While many companies work with universities to ensure that students are taught the skills that will help in their professional lives, the Wissensfabrik is focusing on children’s formative school and even preschool years.

“We want to support and at the same time challenge the existing educational system,” says Eva Müller, Wissensfabrik’s chief executive. Wissensfabrik finds companies willing to build and finance partnerships with schools and childcare centres. It provides them with learning materials and teacher training while also monitoring and supporting the projects.

Education is only part of the problem. Germany has for years blatantly ignored a large pool of existing talent and skill resources.

“We definitely have a lot of catching up to do with women, older people and the migrants who already live in Germany,” says Tanja Nackmayr, deputy director for education at BDA, the German employers’ association.

Progress has already been made with the over-55 age group. In the past 10 years, the employment rate of people aged 55 to 64 has shot up from 37.4 per cent to 56.2 per cent.

The number of women in industrial jobs is also on the rise. But Germany has so far failed to bring migrants into technical or business jobs. The number of migrants who fail to finish school is more than twice the average.

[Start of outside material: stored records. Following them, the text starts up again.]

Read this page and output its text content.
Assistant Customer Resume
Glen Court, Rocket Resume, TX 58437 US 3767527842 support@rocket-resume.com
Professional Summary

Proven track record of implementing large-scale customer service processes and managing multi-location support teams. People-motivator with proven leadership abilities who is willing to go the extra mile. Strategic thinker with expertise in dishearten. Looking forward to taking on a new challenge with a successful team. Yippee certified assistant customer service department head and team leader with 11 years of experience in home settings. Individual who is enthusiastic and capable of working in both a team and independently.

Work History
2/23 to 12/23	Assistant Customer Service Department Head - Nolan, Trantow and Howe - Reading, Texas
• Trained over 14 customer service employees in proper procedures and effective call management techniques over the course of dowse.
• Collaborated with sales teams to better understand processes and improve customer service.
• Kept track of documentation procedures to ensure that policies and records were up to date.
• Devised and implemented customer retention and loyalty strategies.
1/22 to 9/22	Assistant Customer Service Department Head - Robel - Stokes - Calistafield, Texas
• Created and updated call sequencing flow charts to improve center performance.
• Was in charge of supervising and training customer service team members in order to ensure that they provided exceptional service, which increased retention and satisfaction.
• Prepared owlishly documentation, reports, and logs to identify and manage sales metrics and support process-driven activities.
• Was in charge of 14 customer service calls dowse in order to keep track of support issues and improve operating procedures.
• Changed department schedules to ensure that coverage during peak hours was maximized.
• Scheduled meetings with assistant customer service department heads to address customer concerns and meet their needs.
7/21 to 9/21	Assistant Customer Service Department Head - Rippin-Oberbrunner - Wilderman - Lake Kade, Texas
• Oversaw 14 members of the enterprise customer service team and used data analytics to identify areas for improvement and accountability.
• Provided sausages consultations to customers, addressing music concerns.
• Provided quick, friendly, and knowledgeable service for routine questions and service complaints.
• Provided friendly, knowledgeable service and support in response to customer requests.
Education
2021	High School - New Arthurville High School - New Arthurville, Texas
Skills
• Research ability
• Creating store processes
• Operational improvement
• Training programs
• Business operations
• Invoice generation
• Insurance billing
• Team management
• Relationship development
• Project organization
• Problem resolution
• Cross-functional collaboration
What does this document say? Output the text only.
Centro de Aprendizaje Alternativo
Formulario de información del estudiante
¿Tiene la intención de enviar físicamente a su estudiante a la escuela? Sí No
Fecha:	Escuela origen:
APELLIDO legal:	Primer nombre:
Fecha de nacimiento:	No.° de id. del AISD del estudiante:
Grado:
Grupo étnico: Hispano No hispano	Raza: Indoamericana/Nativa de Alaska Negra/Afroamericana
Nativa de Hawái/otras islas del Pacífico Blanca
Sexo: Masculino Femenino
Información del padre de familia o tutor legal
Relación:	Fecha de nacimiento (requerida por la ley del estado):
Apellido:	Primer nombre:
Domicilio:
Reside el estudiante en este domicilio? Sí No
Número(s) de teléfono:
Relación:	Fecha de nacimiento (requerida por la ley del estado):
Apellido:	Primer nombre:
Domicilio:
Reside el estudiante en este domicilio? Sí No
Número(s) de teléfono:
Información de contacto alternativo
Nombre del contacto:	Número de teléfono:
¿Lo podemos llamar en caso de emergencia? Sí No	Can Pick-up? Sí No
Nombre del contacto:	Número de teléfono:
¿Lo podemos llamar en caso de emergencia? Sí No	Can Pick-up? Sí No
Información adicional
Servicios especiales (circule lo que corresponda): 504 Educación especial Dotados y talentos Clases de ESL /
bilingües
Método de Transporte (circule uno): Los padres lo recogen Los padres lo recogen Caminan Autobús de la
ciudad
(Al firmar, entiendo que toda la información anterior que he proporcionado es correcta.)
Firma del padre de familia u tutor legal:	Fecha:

Wissensfabrik has evolved into a corporate mass movement, enlisting more than 70 companies, including some of Germany’s largest industrial groups, such as Siemens, ThyssenKrupp and Continental. Wissensfabrik has worked with 120,000 children and adults at more than 1,600 universities, advanced education facilities, schools and childcare centres.

“A successful recruitment strategy has to bank on long-term projects across the whole educational chain,” says Henning Kagermann, president of Acatech, an academy that promotes technical studies and collaborates with Wissensfabrik. “Knowledge Factory” projects range from language training for small children to one-week programmes in which primary school pupils are taught natural sciences and technical subjects.

Once the projects are up and running, some companies withdraw. At Lukas’s day care centre, sponsor BASF, the chemical group, kick-started the project in 2006 but last year handed the financial responsibility over to the centre’s provider – in this case the Catholic Church.

“BASF wants to be a company that triggers and establishes societal changes, which means that once the projects are up and running, it can gradually withdraw,” says Daniela Kalweit, head of its educational programmes. The company spends up to €5 million each year on similar projects.

At the daycare facility in Ludwigs­hafen-Oggersheim, the small borough where former German chancellor Helmut Kohl lives, change is palpable. With the help of various experiments the 75 children have developed considerable enthusiasm for sciences.

Lukas looks keen to learn more about the “bubbly bubbles”. But it is too early to tell the outcome of BASF’s support for his drinking straw and bucket of water experiment. Asked about his future career, Lukas is resolute: “I want to become a policeman”, he says.